Currently, WHO and FCTC do not differentiate between the risks of different nicotine products. By applying FCTC measures to e-cigarettes, they would fall under the same category as tobacco products and likely result in advertising bans, smoke-free legislation and higher taxes and health warnings, reducing their use as a safer alternative to cigarettes.

“If the WHO gets its way and extinguishes e-cigarettes, it will not only have passed up what is clearly one of the biggest public health innovations of the last three decades that could potentially save millions of lives, but it will have abrogated its own responsibility under its own charter to empower consumers to take control of their own health, something which they are already doing themselves in their millions,” Professor Gerry Stimson, Emeritus Professor at the Imperial College in London, a signatory to the letter, and organizer of the upcoming Global Forum on Nicotine, said in statement.

The group of signatories said in that letter to Chan that electronic cigarettes could help prevent much of the cancer, heart and lung disease and strokes caused by the toxins found in traditional cigarettes. These e-cigarettes “could be among the most significant health innovations of the 21st century, perhaps saving hundreds of millions of lives,” the group said, according to AFP.

A recent study of nearly 6,000 people who quit smoking in England between 2009 and 2014 found they were 60 times more likely to succeed using e-cigarettes than using nicotine patches or gum, or even going cold turkey.

However, another study published in JAMA in March said that e-cigarettes “did not significantly predict quitting one year later.”

In the US, legislation has already worked its magic against electronic smokers, adding health warning labels and enforcing minimum age limits on the next-gen nicotine sticks.
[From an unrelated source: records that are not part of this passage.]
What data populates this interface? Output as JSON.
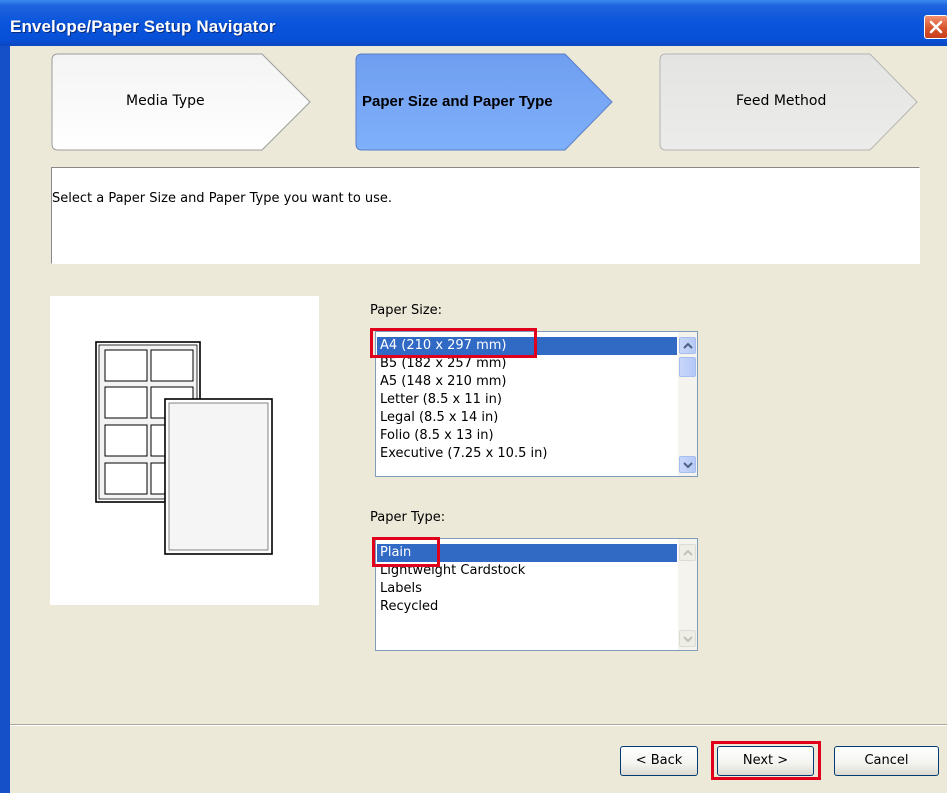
{
  "window": {
    "title": "Envelope/Paper Setup Navigator"
  },
  "steps": [
    {
      "label": "Media Type",
      "state": "done"
    },
    {
      "label": "Paper Size and Paper Type",
      "state": "active"
    },
    {
      "label": "Feed Method",
      "state": "pending"
    }
  ],
  "instruction": "Select a Paper Size and Paper Type you want to use.",
  "paper_size": {
    "label": "Paper Size:",
    "options": [
      "A4 (210 x 297 mm)",
      "B5 (182 x 257 mm)",
      "A5 (148 x 210 mm)",
      "Letter (8.5 x 11 in)",
      "Legal (8.5 x 14 in)",
      "Folio (8.5 x 13 in)",
      "Executive (7.25 x 10.5 in)"
    ],
    "selected": "A4 (210 x 297 mm)"
  },
  "paper_type": {
    "label": "Paper Type:",
    "options": [
      "Plain",
      "Lightweight Cardstock",
      "Labels",
      "Recycled"
    ],
    "selected": "Plain"
  },
  "buttons": {
    "back": "< Back",
    "next": "Next >",
    "cancel": "Cancel"
  },
  "colors": {
    "title_bar": "#0a55dc",
    "selection": "#316ac5",
    "active_step": "#6f9ef0",
    "highlight": "#e0001b"
  },
  "icons": {
    "close": "close-icon",
    "scroll_up": "scroll-up-arrow-icon",
    "scroll_down": "scroll-down-arrow-icon",
    "preview": "paper-labels-preview-icon"
  }
}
Even New York banned them from restaurants, bars, parks, beaches, and other public places.

Perhaps causing another setback for e-cigarettes is a recent finding that e-cigarette smokers provide a visual stimulant to other traditional smokers, giving them the urge to smoke as well.

That study found that in a controlled setting those who observe e-cigarette use have an increased urge to light up their own traditional cigarettes, revealing that the elevated desire to smoke is just as intense when observing e-cigarette use as when observing combustible cigarette use.

“E-cigarette use has increased dramatically over the past few years, so observations and passive exposure will no doubt increase as well,” said Andrea King, PhD, professor of psychiatry and behavioral neuroscience at the University of Chicago, in a recent statement. “It’s important to note that there could be effects of being in the company of an e-cigarette user, particularly for young smokers. For example, it’s possible that seeing e-cigarette use may promote more smoking behavior and less quitting.”

It will be studies like this one that may give electronic cigarettes a bad reputation, and spoil efforts by scientists, doctors and other health officials trying to tout their use as a life saver rather than a killer.

Such explanations will unlikely gain traction as WHO and FCTC continue to champion the demise of e-cigarettes. And with World No Tobacco Day around the corner – May 31 – the UN health body will likely not waver from its stance anytime soon.

“The ultimate goal of World No Tobacco Day is to contribute to protecting present and future generations not only from the devastating health consequences due to tobacco, but also from the social, environmental and economic scourges of tobacco use and exposure to tobacco smoke,” WHO wrote in a statement.

The specific goals of the 2014 campaign are that governments increase taxes on tobacco to reduce its consumption and for individuals and civil society organizations to encourage governments to increase taxes on tobacco products.

“Every year, on 31 May, WHO and partners everywhere mark World No Tobacco Day, highlighting the health risks associated with tobacco use and advocating for effective policies to reduce tobacco consumption. Tobacco use is the single most preventable cause of death globally and is currently responsible for 10 percent of adult deaths worldwide,” the WHO statement concluded.